Plus vous vous retenez, plus les orgasmes deviennent puissants, jusqu’à ce que ça devienne vraiment difficile à gérer.
Selon lui, le fait de me retenir n’est pas mauvais pour ma vessie: « Tant que c’est agréable, il n’y a pas de danger. Mais si les femmes veulent s’y adonner d’elles-mêmes et qu’elles n’y arrivent pas, il vaut mieux aller aux toilettes. Forcer n’a aucun sens si vous ne savez pas comment ça fonctionne », a-t-il ajouté.
Le peegasm ne procure pas exactement la même sensation qu’un orgasme vaginal ou clitoridien. Mais ça ne veut pas dire qu’ils sont moins biens. En gros vous sentez que vous devez pisser et vous vous retenez parce que vous ne pouvez pas aller aux toilettes tout de suite. Cette retenue provoque des orgasmes jusqu’à ce que vous puissiez enfin soulager votre vessie.
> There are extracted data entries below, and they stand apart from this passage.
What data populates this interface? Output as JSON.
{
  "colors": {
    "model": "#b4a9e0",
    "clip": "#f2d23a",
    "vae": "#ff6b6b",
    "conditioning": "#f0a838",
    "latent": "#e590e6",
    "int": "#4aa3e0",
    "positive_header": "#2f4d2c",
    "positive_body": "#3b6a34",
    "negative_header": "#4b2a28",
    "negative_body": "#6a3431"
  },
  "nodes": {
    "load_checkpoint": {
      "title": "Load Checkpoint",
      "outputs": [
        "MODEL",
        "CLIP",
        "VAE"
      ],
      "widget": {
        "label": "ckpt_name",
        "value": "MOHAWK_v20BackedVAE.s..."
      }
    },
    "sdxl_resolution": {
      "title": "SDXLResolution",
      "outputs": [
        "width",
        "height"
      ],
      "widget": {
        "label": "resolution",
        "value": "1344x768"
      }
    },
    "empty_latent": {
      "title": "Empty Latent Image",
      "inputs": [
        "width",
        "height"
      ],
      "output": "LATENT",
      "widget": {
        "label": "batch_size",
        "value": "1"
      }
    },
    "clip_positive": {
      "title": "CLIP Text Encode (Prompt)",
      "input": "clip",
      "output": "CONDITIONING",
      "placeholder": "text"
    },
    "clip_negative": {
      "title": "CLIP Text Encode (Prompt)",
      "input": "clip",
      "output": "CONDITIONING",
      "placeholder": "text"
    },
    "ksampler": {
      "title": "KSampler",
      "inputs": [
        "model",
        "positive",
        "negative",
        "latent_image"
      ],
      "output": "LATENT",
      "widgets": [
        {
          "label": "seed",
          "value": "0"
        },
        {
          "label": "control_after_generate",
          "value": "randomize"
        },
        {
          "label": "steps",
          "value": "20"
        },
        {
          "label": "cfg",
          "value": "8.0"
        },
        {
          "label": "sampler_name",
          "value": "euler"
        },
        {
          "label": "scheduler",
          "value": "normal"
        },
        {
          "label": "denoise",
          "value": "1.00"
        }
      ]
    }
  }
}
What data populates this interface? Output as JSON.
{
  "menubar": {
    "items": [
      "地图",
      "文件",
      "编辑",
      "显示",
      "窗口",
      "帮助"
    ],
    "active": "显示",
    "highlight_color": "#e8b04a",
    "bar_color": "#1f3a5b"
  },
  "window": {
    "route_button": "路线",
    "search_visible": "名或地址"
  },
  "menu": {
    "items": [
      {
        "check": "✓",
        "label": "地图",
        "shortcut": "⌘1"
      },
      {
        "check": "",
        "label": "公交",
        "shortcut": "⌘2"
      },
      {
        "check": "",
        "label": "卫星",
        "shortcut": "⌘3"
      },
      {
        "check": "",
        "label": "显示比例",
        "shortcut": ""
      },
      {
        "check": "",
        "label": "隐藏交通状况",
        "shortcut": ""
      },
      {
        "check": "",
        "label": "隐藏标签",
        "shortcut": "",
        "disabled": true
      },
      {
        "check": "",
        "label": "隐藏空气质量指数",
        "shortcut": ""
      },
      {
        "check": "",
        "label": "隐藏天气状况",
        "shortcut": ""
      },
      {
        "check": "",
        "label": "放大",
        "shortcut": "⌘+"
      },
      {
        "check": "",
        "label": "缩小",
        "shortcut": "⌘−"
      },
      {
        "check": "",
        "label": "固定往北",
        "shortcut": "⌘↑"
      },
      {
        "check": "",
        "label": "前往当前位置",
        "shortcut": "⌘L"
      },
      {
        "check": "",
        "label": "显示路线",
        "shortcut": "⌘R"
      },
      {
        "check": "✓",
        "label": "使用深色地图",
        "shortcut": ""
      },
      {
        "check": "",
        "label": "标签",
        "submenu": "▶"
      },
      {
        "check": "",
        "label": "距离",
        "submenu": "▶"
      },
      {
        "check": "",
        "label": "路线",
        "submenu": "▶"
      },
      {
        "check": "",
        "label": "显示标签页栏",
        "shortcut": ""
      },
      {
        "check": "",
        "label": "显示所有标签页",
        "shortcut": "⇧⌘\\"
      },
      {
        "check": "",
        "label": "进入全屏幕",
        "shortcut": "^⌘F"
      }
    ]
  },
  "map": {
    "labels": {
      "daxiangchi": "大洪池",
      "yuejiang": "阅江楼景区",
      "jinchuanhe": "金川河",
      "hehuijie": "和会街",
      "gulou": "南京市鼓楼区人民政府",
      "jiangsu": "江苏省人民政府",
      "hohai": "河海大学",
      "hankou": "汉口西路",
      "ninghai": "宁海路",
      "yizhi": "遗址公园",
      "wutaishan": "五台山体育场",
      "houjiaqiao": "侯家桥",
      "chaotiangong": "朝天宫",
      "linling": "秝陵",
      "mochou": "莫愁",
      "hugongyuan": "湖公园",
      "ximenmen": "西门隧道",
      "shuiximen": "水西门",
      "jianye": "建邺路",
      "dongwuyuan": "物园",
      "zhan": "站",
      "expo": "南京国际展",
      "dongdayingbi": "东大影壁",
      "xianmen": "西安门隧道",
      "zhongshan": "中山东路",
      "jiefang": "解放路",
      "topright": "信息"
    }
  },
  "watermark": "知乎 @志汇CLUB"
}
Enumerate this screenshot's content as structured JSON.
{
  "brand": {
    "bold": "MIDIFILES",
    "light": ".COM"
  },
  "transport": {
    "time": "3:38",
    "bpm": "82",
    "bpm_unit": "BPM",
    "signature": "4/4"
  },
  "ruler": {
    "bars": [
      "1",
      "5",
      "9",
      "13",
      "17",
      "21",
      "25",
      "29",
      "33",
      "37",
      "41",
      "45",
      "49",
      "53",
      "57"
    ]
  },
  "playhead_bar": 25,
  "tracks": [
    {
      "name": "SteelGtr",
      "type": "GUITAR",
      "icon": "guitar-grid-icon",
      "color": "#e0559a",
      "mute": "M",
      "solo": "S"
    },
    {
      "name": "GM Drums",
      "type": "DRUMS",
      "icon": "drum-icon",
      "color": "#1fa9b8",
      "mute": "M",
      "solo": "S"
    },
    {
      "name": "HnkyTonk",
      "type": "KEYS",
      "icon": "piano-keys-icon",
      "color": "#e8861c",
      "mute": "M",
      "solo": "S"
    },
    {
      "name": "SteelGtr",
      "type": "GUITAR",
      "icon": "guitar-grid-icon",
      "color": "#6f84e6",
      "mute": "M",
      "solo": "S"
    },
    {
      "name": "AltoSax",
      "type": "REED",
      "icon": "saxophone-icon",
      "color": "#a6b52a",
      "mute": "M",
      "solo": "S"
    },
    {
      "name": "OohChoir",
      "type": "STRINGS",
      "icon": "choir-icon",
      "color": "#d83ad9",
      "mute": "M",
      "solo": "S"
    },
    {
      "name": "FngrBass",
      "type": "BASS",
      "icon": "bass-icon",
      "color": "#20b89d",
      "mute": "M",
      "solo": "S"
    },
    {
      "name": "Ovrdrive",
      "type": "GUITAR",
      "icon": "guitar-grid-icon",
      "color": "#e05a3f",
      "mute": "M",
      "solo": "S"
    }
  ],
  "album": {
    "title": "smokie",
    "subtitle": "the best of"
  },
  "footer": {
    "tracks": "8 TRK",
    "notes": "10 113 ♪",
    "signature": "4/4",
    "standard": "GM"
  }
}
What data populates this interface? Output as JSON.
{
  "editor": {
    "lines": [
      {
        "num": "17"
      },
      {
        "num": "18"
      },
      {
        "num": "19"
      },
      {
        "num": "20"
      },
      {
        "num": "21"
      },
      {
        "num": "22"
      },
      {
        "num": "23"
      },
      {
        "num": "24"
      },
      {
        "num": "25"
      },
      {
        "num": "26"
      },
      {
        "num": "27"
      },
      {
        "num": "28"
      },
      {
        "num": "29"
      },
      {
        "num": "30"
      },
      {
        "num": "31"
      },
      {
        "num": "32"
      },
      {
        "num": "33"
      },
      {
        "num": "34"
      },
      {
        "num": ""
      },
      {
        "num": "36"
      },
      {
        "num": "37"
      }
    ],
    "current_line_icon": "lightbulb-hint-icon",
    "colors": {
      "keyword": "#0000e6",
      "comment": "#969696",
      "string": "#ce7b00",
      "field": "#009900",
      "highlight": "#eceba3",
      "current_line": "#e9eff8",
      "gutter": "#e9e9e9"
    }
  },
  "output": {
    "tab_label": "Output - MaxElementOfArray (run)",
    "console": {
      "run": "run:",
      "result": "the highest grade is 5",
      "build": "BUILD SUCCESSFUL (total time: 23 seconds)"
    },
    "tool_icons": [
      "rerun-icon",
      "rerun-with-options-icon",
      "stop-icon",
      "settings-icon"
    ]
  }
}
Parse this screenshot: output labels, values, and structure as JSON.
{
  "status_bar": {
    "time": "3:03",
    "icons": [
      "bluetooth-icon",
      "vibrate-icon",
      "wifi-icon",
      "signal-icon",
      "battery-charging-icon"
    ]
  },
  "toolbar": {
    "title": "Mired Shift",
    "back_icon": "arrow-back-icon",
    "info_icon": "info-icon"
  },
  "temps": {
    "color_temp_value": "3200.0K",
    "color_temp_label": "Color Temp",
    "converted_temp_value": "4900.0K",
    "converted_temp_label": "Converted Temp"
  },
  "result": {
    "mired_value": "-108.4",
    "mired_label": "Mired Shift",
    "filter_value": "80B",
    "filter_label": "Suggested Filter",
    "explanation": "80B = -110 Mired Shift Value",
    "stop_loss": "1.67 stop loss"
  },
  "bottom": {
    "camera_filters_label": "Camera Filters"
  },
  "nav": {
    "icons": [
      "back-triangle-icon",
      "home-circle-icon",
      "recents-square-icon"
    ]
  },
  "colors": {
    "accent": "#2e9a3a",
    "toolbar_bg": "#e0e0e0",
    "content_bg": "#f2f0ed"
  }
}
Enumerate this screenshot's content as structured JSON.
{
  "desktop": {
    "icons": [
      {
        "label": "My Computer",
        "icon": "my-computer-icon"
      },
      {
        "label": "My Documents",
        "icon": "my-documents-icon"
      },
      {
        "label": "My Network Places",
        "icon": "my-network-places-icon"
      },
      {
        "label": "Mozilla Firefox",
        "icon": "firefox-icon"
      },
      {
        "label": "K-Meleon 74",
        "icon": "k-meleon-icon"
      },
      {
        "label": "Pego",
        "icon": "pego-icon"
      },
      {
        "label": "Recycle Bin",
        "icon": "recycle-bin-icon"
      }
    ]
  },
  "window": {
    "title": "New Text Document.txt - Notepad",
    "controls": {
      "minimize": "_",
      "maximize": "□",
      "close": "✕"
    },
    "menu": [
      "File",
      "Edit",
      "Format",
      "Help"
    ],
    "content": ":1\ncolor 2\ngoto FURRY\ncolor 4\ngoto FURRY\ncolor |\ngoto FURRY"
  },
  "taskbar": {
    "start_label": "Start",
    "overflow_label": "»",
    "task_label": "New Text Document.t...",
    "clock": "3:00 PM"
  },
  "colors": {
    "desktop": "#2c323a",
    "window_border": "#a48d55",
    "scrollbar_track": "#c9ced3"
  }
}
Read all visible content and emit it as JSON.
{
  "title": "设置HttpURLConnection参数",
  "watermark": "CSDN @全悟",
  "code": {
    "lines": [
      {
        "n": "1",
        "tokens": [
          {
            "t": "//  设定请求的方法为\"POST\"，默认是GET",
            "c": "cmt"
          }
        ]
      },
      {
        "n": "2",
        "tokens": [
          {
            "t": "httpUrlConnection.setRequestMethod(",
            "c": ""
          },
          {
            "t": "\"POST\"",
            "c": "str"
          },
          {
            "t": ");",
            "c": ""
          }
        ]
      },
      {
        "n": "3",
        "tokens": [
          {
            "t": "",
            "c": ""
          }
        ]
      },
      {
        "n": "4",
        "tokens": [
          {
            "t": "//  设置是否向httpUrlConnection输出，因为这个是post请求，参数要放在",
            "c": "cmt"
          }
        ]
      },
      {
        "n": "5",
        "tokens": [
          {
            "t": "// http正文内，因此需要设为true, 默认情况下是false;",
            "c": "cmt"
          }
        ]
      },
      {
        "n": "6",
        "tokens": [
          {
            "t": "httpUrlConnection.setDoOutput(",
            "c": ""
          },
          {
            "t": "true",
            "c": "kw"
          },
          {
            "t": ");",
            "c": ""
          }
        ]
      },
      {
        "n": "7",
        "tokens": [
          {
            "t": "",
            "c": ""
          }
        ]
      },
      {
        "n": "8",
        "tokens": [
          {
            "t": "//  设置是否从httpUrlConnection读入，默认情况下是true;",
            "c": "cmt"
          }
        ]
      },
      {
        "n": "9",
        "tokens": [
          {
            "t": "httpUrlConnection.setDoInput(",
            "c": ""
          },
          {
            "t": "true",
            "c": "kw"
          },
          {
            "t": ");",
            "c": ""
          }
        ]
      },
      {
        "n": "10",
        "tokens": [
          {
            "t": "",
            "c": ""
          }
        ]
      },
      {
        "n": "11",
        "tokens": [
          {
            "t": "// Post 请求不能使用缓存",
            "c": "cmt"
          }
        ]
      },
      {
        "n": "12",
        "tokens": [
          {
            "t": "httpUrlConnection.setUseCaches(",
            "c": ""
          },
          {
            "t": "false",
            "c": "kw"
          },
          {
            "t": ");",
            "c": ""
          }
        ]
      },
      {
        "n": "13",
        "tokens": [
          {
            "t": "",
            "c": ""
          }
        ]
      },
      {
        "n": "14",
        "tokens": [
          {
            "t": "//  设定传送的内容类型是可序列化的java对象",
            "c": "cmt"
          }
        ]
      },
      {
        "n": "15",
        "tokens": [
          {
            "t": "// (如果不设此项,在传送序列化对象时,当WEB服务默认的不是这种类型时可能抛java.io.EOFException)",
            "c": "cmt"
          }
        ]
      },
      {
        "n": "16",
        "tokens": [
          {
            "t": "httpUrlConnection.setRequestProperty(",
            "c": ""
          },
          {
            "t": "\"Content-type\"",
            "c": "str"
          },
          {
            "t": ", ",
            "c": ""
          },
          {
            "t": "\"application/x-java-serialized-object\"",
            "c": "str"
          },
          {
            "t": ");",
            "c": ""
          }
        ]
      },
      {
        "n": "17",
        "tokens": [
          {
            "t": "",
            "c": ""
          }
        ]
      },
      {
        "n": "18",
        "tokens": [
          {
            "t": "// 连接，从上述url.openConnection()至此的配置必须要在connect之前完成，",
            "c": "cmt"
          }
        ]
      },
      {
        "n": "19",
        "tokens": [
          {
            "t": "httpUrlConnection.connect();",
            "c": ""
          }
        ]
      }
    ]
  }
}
Plus vous vous retenez, plus les orgasmes deviennent puissants, jusqu’à ce que ça devienne vraiment difficile à gérer. Un jour, j’étais en voiture avec un date et je n’arrivais plus à parler. J’ai du lui expliquer qu’il fallait qu’on s’arrête le plus vite possible pour que j’aille à la toilette, parce que sinon j’allais avoir un orgasme. Heureusement, contrairement à d’autres, il n’a pas été choqué. Je peux en profiter, mais ça dépend d’où je me trouve et avec qui.
Pour les lecteurs masculins, je suis navrée de vous apprendre que ces orgasmes ne sont pas pour vous. Ceci dit, selon Wim, on peut tous jouir de plein d’autres manières non-sexuelles. Il m’a même parlé d’une femme qui jouissait quand elle se brossait les dents et d’un homme qui a un orgasme quand sa femme lui suce le… pouce. « Certaines personnes n’atteignent pas l’orgasme pendant les rapports sexuels. Mais ça ne veut pas dire qu’elles ne peuvent pas jouir autrement. C’est ça qui est beau. »
Wim m’a fait réaliser que les peegasms dont je suis victime sont tout à fait normaux et qu’ils peuvent même être perçus comme étant de belles choses. Maintenant, je comprends comment mon corps fonctionne et en cas de situation de crise, je peux au moins donner une explication aux mecs que je fréquente.